In practice, LW's ai policy is more about quality than literally "was ai used". Nobody really cares if you use AI skilfully. They care about weeding out low effort slop posts. Just post what you want to and hold yourself to a high standard of quality, and it'll be fine.
I read the whole policy change as meaning this old policy (filtering for quality, not LLM use) is about to end.
As a new member of LessWrong I was endeavoring, as we all should, to familiarize myself with the rules, principles, and etiquette of the community. While taking a break from the suggested core reading, I thought that a good way to start to pattern what was not acceptable on the site was to look at the moderator comments on denied posts. I was surprised to see so many posts rejected as they were (or suspected to be) LLM generated. While posting entirely LLM created content is understandably forbidden, my mind quickly went to the obvious edge cases and problematic implications of such a rule. Don't get me wrong, at its core, I support both the rule and the premise behind it - that original, genuine human thought, and the expression thereof is valued, and should be elevated above the all-too-easily produced AI elaborations on simple kernels of ideas. And this isn't even getting into the mountains of AI slop posts that could overwhelm the site should the moderators abandon this principle completely. That said, this is a site whose core principle is rationality, so let's apply this principle introspectively and explore the potential tensions this rule manifests.
The first problem with this approach is that the detection tools are far from perfect. We all know the basics at play here; while these tools are doing some heuristic analysis looking for em-dashes, structured lists, etc. they are primarily doing statistical pattern detection to measure how predictable the text is. In other words, how consistent is the sentence length and structure, and how predictable is the next word(s). These are pattern indicators, not evidence of AI writing, and this is the reason that dozens of the top universities in America have disabled, disallowed, or institutionally restricted their use. Most other notable schools which haven't implemented restrictions have cautioned their faculty to not rely on AI detector findings alone when asserting wrongdoing.
To further quantify this point, many AI detection vendors claim < 1% error rate, however, independent studies often find significantly higher false positive rates - upwards of 10%. I can personally (albeit anecdotally) attest to this false positive issue. In testing both QuillBot and GTPZero, I have had three of my papers flagged as AI generated - 55%, 60%, and 70% probabilities - with "Likely AI" and "Mixed" classifications. None were authored or edited by AI. This may seem difficult to believe given the informal style of this letter, but when attempting more serious works I adopt a more disciplined form characterized by a structured, deliberately coherent flow, written in the third-person objective. Combine this with my liberal use of dashes, a habit from as far back as high-school, and these detectors seem to love to flag me. Clearly this in not because I'm some literary savant, but simply because I happen to match certain patterns.

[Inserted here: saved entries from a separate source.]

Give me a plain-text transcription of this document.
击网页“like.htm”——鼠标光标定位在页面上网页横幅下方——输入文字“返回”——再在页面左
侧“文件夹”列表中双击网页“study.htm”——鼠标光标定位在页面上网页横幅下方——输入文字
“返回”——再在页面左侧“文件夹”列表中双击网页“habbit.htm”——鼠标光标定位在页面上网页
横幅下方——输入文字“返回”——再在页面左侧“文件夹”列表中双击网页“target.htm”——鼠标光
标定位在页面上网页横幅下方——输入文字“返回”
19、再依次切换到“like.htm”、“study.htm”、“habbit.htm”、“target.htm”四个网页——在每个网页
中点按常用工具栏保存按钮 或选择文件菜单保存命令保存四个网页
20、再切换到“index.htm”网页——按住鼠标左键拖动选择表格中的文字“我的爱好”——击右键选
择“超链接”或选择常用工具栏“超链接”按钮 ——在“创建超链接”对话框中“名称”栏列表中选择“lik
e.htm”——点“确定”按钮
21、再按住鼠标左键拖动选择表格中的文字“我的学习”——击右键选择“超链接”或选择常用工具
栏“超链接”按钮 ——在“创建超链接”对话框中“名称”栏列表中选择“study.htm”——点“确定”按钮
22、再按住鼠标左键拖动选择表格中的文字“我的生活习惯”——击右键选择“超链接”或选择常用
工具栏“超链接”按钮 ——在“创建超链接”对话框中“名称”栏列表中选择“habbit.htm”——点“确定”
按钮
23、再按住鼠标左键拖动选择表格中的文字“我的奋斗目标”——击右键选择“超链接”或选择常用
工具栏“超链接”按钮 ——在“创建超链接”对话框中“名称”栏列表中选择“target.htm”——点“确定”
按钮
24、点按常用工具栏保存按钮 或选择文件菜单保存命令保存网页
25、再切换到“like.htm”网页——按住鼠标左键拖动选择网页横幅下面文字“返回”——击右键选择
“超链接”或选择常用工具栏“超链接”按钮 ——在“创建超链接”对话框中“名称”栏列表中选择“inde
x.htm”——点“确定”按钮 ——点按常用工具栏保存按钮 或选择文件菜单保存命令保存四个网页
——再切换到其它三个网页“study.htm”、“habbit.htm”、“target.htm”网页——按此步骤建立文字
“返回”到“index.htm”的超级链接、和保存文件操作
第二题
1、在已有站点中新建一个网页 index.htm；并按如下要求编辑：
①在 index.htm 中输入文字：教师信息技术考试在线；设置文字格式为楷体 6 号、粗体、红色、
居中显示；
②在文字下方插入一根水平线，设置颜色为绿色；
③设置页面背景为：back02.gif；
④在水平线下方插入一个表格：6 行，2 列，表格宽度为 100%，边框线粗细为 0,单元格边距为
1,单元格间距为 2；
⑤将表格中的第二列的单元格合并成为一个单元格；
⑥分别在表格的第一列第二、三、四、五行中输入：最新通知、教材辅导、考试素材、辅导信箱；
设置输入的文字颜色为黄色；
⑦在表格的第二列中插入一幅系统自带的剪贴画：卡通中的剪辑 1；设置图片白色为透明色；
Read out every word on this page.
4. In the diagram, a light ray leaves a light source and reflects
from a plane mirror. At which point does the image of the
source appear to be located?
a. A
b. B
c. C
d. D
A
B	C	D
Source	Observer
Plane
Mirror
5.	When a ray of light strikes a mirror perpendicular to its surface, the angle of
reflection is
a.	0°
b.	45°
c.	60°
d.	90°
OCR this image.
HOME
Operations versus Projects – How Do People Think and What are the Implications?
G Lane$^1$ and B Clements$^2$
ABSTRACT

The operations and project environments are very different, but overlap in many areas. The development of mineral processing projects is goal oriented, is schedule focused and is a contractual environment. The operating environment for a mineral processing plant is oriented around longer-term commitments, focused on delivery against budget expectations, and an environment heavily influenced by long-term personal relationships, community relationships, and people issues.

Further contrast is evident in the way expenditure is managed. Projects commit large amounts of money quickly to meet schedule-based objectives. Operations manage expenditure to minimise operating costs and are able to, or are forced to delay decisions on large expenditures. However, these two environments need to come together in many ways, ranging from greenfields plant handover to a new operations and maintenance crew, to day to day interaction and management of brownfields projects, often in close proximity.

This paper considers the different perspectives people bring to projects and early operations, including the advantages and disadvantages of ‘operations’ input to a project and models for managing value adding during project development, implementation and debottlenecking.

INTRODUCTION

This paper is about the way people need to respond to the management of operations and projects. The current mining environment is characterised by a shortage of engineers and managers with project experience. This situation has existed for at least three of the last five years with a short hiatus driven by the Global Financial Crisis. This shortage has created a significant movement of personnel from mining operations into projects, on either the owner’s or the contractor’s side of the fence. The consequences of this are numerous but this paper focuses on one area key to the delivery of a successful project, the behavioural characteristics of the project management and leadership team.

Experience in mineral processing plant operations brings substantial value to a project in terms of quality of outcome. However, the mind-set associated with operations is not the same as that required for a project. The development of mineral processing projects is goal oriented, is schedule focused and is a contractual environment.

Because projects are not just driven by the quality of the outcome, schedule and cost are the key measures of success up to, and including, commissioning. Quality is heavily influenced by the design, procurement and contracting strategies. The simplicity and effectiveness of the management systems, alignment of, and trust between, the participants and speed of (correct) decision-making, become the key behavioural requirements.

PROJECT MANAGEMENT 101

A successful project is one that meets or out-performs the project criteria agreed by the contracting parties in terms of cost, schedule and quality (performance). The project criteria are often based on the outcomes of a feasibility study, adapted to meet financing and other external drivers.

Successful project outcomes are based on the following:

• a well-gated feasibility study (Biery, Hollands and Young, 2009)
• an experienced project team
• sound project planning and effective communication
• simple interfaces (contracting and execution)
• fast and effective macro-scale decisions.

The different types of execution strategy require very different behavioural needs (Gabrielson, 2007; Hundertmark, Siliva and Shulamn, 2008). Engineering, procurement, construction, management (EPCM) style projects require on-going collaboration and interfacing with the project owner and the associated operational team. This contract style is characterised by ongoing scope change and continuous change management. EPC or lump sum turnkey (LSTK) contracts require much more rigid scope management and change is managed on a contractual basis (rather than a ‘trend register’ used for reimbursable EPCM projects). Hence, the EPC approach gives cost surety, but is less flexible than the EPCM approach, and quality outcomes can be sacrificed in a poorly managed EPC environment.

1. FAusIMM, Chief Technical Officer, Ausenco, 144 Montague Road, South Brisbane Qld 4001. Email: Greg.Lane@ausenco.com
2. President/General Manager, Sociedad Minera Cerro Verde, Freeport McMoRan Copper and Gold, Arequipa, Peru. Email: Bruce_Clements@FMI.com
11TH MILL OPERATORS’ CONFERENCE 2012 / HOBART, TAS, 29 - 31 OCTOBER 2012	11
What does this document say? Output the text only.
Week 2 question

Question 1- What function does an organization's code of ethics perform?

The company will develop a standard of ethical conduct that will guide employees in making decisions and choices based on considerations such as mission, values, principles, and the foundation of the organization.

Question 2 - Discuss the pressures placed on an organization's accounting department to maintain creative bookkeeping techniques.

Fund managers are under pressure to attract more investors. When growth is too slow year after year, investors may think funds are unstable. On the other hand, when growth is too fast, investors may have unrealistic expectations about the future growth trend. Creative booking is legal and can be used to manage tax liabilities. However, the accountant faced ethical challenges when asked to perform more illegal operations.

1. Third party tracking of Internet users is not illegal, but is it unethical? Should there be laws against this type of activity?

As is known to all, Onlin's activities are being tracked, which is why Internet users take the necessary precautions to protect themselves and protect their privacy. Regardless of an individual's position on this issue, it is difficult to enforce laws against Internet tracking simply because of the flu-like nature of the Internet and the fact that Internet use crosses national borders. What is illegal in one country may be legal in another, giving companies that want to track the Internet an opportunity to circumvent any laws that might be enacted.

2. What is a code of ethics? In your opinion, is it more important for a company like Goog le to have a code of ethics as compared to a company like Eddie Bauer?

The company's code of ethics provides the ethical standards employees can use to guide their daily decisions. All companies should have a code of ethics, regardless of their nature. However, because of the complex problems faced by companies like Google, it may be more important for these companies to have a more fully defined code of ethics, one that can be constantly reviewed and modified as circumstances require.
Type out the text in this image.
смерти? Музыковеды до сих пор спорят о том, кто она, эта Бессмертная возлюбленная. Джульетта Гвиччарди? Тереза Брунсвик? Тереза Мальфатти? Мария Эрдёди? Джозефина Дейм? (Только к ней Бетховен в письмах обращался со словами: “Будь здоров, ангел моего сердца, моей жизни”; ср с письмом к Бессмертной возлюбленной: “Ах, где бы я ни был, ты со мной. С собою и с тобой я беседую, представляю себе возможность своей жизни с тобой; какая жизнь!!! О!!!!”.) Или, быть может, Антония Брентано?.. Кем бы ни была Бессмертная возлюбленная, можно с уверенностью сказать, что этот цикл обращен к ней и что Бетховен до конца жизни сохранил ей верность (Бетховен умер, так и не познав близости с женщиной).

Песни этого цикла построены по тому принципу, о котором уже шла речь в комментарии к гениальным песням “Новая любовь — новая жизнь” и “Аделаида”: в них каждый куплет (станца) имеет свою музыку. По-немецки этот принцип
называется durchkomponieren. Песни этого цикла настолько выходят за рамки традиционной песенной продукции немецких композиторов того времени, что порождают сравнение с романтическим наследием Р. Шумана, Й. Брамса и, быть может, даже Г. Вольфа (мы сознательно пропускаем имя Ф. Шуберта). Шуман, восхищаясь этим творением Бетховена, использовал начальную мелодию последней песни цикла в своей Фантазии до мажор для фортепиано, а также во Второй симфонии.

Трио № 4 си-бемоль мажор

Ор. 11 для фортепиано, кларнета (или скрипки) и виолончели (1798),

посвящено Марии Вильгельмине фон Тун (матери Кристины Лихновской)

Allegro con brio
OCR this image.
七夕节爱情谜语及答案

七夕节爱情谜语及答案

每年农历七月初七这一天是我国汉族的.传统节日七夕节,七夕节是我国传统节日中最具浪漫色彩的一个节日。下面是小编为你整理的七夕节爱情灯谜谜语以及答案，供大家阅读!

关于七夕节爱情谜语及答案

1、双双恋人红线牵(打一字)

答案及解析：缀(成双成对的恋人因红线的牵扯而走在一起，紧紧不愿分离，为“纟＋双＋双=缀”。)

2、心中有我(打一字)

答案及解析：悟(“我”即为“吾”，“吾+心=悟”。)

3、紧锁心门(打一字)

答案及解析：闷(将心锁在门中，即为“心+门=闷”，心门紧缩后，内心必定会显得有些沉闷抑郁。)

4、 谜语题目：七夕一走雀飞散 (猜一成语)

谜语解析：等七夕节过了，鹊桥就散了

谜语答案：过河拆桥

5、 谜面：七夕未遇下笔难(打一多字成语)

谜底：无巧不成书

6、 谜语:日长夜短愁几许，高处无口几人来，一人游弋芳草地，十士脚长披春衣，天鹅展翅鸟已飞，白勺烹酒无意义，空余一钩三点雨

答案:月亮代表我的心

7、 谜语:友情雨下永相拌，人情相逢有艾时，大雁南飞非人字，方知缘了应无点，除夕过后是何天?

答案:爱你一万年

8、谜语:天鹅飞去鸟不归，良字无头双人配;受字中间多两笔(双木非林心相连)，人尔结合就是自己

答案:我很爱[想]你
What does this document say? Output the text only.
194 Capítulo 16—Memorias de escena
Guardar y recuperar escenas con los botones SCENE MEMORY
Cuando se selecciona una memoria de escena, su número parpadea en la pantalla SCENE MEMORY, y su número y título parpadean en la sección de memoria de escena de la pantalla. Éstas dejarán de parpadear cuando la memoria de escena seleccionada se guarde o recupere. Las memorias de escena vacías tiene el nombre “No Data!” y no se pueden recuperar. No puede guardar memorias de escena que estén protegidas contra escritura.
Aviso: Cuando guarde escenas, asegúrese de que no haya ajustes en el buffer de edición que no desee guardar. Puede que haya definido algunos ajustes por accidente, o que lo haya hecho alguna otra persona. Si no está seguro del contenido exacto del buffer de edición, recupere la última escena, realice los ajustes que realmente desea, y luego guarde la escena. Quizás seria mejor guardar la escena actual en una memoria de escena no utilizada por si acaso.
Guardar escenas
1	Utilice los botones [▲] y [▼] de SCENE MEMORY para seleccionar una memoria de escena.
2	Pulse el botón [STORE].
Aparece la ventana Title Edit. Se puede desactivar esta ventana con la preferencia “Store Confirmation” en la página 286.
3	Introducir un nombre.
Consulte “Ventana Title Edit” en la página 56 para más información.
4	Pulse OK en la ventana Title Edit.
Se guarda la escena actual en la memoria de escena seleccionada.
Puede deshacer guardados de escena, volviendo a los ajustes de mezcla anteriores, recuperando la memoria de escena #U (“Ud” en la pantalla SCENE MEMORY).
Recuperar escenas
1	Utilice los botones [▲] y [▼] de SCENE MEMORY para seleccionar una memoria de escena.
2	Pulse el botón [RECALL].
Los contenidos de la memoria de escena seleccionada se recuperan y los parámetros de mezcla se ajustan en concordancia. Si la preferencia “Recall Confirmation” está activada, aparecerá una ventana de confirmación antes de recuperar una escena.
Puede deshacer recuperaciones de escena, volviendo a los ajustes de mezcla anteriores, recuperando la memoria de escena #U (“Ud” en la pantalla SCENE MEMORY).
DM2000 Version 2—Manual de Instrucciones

Forgive me if I'm wrong, but what I could infer from the moderator comments I read, there is a relatively hardline approach to denying posts that are even suspected of being AI-generated. I will admit, however, I'm not aware of the exact mechanism or threshold involved in such determinations. Regardless, based on the commentary I read, it was clearly something more than just the cleanup of obvious AI slop posts.
So here's the rub: from what I can see so far, LessWrong values structured, long-form reasoning and analysis from people who can articulate it in balanced and well-formed prose. Ironically, authors who do this naturally are the ones more likely to get caught up in detection sweeps, along with those who actually did use AI of course. What we end up with is an inversion of Blackstone's Ratio where "It is better that ten guilty persons escape than that one innocent suffer". We are willing to toss out some of the best innocents so long as we sweep up the guilty. This seems to me to be something worthy of further reflection.
Again, I'm not against the premise of a clean and quality-oriented site dedicated to rational exploration. The question is in how we achieve it. At the end of the day, I'm perfectly comfortable with the moderators making a judgement call when something is just blatantly AI generated or the detection kicks back a 95% probability. But if the topic and content of the piece is particularly informative or thought provoking, isn't it worth our community seeing, even if possibly AI assisted in its creation? I believe we should be striving for quality control, not a purity test.
Alas, I am but a lowly newcomer here, and I accept that LessWrong is a benevolent dictatorship. Let's just not forget "benevolent" is in the description too.